NeuroBo Pharmaceuticals (NASDAQ:NRBO), a clinical-stage biotech operation, shot up nearly 41% in trading yesterday on volume around 250 times the level normally seen. Early trading this morning has seen some decline as investors take profits. The company made some changes recently that may have drawn interest, but social media seems to be leading the charge in NeuroBo's recent run-up. However, social media traders are also joining a small but unanimous chorus of “buy” recommendations from the financial analyst sector.
NeuroBo to Join the Meme Stock Ranks?
NeuroBo Pharmaceuticals is currently at work commercializing new treatments for a range of diseases, including viral diseases as well as neuropathic and neurodegenerative. Once these treatments are effectively commercialized, doctors and larger-scale medical facilities will be better placed to attack these diseases and help patients recover.
NeuroBo also released word that, back during its Annual Meeting of Shareholders, the company added two new members to its board of directors: Hyung Heon Kim and Andrew I. Koven. Kim and Koven were slated to replace Akash Bakshi and Jeong Gyun Oh, neither of whom stood for re-election during the meeting. The board thanked Bakshi and Oh for their service in a later press release, suggesting no significant issues with their performance or similar issues, and also pointed out that the NeuroBo board of directors now consists of seven directors, six of which are considered “independent.”
However, that's not what led the charge in NeuroBo's recent jump. That can be traced mainly to the “meme stock” phenomenon, in which social media traders put their collective weight behind a company that looks attractive for certain reasons. In this case—as has been the case with several other pharmaceutical companies so far—the “low float” seen with NeuroBo stock proved particularly attractive. NeuroBo had been trading in the $2 to $6 range for the last six months, and starting in early April, the price per share slipped under $4, which it hasn't left since. The recent pop saw the share price nearly double from Monday's close to early afternoon trading on Tuesday.
What Are Financial Analysts Saying About NeuroBo Pharmaceuticals Stock?
While social media traders are chasing NeuroBo stock for its low float and attractive pricing, the word from the larger financial analyst community is equally positive. Our latest research notes NeuroBo as a consensus “buy”, a rating that's been in place since February 2020.
Back in February 2020, Ladenburg Thalm/SH SH started coverage of NeuroBo Pharmaceuticals, rating it a “buy” with no price target. In April 2021, HC Wainwright joined in, reiterating a “buy” rating on the company and establishing a price target of $16. With NeuroBo Pharmaceuticals stock currently trading around $3.30 per share, the upside potential this stock represents is substantial.
Thus, from July 2020 to just ahead of April 2021, NeuroBo stock had two “buy” ratings to its credit. After April 2021, though, that fell to just one “buy” rating.

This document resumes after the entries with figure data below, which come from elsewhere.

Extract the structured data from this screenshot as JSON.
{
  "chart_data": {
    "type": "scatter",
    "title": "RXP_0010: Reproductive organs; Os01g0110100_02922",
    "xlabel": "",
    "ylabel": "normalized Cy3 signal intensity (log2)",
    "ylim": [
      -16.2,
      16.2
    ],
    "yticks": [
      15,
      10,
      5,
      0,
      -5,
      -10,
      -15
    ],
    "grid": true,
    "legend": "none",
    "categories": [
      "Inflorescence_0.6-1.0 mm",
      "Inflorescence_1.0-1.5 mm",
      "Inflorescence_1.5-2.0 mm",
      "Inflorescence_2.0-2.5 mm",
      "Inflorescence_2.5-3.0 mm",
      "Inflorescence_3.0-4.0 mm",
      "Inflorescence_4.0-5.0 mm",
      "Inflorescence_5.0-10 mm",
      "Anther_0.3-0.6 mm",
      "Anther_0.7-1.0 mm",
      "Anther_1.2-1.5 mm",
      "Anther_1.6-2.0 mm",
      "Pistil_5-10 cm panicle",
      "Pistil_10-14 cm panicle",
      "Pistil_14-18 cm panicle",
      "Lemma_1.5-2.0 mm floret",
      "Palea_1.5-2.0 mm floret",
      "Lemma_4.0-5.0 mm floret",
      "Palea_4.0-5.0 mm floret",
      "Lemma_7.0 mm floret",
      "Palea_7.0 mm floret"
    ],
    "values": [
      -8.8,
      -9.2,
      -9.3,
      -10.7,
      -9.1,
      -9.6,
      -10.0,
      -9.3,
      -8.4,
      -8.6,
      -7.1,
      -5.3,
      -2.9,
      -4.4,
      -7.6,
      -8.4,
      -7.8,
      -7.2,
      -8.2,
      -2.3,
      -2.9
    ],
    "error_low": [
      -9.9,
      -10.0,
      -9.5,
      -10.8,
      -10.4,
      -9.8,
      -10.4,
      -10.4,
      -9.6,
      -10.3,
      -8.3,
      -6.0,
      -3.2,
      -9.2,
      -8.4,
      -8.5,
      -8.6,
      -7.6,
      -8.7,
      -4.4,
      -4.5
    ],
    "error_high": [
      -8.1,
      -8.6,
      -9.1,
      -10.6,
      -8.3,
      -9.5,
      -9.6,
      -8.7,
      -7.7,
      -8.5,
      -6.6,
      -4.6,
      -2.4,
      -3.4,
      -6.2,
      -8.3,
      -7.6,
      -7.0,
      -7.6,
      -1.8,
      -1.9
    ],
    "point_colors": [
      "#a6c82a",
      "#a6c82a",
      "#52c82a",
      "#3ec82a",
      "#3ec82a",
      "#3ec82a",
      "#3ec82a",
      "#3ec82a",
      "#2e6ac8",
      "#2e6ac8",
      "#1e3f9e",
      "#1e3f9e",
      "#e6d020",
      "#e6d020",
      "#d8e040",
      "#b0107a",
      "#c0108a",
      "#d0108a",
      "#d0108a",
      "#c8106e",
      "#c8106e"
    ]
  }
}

NeuroBo stock is not well-covered by analysts, but those who do cover it are quite pleased with its potential.
A bit of less-formal analysis contributes to the outlook, though; short interest in the company has plummeted in recent days. As of June 30, reports note, short interest stood at 226,400 shares. This may not mean much in isolation, but when compared to the June 15 short interest of 479,300 shares, it's a substantial decline approaching 53%.
Moreover, several hedge funds and other institutional investors have been stepping in to improve their positions in NeuroBo. The California State Teachers Retirement System, for example, now owns 9,817 shares, upping its position by around a third in the first quarter. BlackRock Inc. bolstered its position as well by an extra 2.7%, adding an extra 6,024 shares to hit a grand total of 226,013. Three separate banks—JPMorgan Chase (NYSE:JPM), Goldman Sachs (NYSE:GS), and Wells Fargo (NYSE:WFC)—all stepped up their ownership rates. Wells Fargo actually bought over 12 times its previous stake, going from its original 1,337 shares to 17,562.